Of course, it is better to have a Labour council which can be subjected to influence by members and trade unionists, compared to a Conservative one, but a Labour run council will ultimately make similar choices to a Tory one given the same economic pressures.

The last time there was any serious opposition from Labour in local government was in the 1980s and that period is derided as ‘loony left’ and ‘gesture politics’ – for Labour councillors today the serious business of politics is passing on cuts and facing down the unions and community campaigners if they have to. Some of them doing it reluctantly, others relish it.   

Tower Hamlets management are now pressuring staff to sign the new contracts, any that don’t will be out of a job. Unison has threatened more days of strike action on 14-16 July.

Workers are particularly furious that they are being treated like this in the middle of a pandemic where front line council staff have been risking their lives to assist with public health and keeping vital services functioning.
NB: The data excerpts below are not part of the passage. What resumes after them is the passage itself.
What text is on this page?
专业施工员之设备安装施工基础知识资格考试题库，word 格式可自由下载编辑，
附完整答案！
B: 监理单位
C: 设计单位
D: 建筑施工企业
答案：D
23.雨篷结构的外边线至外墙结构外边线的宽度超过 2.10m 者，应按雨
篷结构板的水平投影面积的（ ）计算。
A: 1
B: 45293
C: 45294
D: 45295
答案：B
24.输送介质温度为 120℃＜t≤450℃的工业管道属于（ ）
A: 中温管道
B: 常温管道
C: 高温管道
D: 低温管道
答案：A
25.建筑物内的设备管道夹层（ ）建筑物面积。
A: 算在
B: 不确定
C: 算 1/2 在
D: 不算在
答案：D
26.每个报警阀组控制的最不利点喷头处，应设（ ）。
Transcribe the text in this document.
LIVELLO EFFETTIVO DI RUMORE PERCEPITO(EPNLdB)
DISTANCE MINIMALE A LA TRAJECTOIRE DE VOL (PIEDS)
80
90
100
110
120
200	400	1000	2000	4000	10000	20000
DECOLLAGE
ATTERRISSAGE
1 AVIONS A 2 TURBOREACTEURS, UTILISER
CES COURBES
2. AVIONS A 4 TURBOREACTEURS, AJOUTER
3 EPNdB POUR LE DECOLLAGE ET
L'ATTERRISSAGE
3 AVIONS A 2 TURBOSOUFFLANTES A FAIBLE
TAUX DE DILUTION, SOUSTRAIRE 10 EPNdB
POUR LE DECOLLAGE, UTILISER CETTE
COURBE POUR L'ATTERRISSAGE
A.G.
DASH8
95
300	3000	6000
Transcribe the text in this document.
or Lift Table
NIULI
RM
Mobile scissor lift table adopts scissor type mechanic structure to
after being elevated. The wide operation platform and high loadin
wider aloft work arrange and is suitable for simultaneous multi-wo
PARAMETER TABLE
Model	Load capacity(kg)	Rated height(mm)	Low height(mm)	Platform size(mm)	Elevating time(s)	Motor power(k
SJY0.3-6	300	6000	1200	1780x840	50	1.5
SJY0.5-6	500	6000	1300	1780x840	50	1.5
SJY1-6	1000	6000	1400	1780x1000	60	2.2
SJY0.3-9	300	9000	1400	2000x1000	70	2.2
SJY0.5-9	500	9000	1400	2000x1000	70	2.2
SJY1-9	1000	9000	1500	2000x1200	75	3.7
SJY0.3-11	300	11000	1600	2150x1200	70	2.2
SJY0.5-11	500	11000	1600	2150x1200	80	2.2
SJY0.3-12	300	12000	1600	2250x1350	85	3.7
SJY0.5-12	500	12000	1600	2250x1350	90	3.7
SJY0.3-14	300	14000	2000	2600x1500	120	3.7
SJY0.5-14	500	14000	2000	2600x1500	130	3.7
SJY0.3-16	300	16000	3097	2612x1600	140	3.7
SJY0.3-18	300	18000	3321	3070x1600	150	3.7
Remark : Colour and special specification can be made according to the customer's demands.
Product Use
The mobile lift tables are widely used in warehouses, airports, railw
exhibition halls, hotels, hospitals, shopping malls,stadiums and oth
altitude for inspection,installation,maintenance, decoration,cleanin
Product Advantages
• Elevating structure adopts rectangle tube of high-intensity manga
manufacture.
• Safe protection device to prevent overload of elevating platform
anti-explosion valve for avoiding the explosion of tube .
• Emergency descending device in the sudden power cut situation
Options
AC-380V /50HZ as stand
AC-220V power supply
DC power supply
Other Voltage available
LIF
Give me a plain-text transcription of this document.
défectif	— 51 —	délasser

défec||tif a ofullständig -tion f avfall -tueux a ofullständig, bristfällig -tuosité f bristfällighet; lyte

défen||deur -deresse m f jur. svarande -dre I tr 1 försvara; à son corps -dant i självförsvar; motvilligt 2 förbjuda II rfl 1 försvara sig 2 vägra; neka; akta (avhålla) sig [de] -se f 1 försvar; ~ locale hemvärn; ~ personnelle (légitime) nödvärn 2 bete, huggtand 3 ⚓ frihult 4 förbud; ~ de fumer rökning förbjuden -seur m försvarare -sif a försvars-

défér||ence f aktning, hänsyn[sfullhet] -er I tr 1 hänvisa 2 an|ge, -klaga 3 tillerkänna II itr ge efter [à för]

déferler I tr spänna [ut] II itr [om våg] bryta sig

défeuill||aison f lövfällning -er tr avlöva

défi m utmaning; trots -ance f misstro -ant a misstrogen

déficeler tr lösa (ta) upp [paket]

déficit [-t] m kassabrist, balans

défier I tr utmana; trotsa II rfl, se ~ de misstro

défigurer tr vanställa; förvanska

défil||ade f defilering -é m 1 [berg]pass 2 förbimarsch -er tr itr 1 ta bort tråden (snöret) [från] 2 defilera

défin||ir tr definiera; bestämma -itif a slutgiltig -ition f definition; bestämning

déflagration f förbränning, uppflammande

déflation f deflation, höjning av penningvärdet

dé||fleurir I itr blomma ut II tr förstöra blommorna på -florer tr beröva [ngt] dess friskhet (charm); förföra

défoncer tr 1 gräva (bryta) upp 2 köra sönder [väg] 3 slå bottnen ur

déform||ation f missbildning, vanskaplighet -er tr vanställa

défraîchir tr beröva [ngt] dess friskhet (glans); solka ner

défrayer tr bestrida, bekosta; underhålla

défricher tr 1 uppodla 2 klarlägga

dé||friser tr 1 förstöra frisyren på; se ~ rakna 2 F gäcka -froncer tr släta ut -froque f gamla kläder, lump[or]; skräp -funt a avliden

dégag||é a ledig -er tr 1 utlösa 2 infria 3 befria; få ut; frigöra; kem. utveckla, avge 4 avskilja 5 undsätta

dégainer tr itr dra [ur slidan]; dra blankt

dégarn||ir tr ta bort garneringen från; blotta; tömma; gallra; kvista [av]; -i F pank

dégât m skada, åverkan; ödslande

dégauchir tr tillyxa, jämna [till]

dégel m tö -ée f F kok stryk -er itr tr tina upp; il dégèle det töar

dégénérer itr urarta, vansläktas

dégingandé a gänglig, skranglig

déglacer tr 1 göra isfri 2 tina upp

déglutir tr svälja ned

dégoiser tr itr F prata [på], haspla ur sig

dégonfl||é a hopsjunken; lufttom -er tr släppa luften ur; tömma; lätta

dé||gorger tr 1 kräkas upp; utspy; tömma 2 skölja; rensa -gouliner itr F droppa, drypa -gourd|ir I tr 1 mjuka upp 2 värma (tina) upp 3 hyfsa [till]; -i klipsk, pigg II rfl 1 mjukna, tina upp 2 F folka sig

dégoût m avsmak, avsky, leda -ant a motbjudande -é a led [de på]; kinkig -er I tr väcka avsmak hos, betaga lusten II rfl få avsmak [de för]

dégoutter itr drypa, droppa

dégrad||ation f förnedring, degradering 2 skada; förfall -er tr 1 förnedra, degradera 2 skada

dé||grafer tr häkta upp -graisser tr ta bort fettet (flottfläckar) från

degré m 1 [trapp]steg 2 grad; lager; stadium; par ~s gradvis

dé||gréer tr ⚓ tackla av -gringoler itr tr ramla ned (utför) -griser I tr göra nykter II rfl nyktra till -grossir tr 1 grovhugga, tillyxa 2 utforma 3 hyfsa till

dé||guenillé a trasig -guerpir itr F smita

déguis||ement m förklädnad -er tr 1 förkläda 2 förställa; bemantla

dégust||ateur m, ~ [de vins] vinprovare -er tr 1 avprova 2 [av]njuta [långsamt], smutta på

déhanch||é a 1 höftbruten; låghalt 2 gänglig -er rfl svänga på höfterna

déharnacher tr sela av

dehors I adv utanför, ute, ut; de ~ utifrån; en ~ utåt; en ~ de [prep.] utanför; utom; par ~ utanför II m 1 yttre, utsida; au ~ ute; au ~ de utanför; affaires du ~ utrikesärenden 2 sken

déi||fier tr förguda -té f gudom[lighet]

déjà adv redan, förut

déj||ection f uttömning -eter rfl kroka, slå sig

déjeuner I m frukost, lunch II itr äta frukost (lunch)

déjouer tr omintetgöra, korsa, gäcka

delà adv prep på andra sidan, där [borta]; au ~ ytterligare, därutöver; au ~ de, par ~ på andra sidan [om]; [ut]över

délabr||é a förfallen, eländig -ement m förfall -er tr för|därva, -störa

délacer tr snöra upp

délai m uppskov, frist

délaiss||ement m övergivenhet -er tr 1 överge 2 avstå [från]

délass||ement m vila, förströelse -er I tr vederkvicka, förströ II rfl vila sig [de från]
One said of the council management, ‘First they clap us, then they slap us.’

The only response to this assault is to build the strike, using effective action including secondary picketing to draw out more sections of workers, and organizing a strike committee of elected delegates from the workforce to oversee negotiations and determine the conduct of the strike.

The use of the police to intimidate strikers shows the need for the trade unions to organize picket-line defence groups to protect striking workers.

Labour Party members should organize a mass solidarity demonstration and help beat back this attack which will only accelerate the destruction of local services and weaken the working class resistance to the developing economic crisis.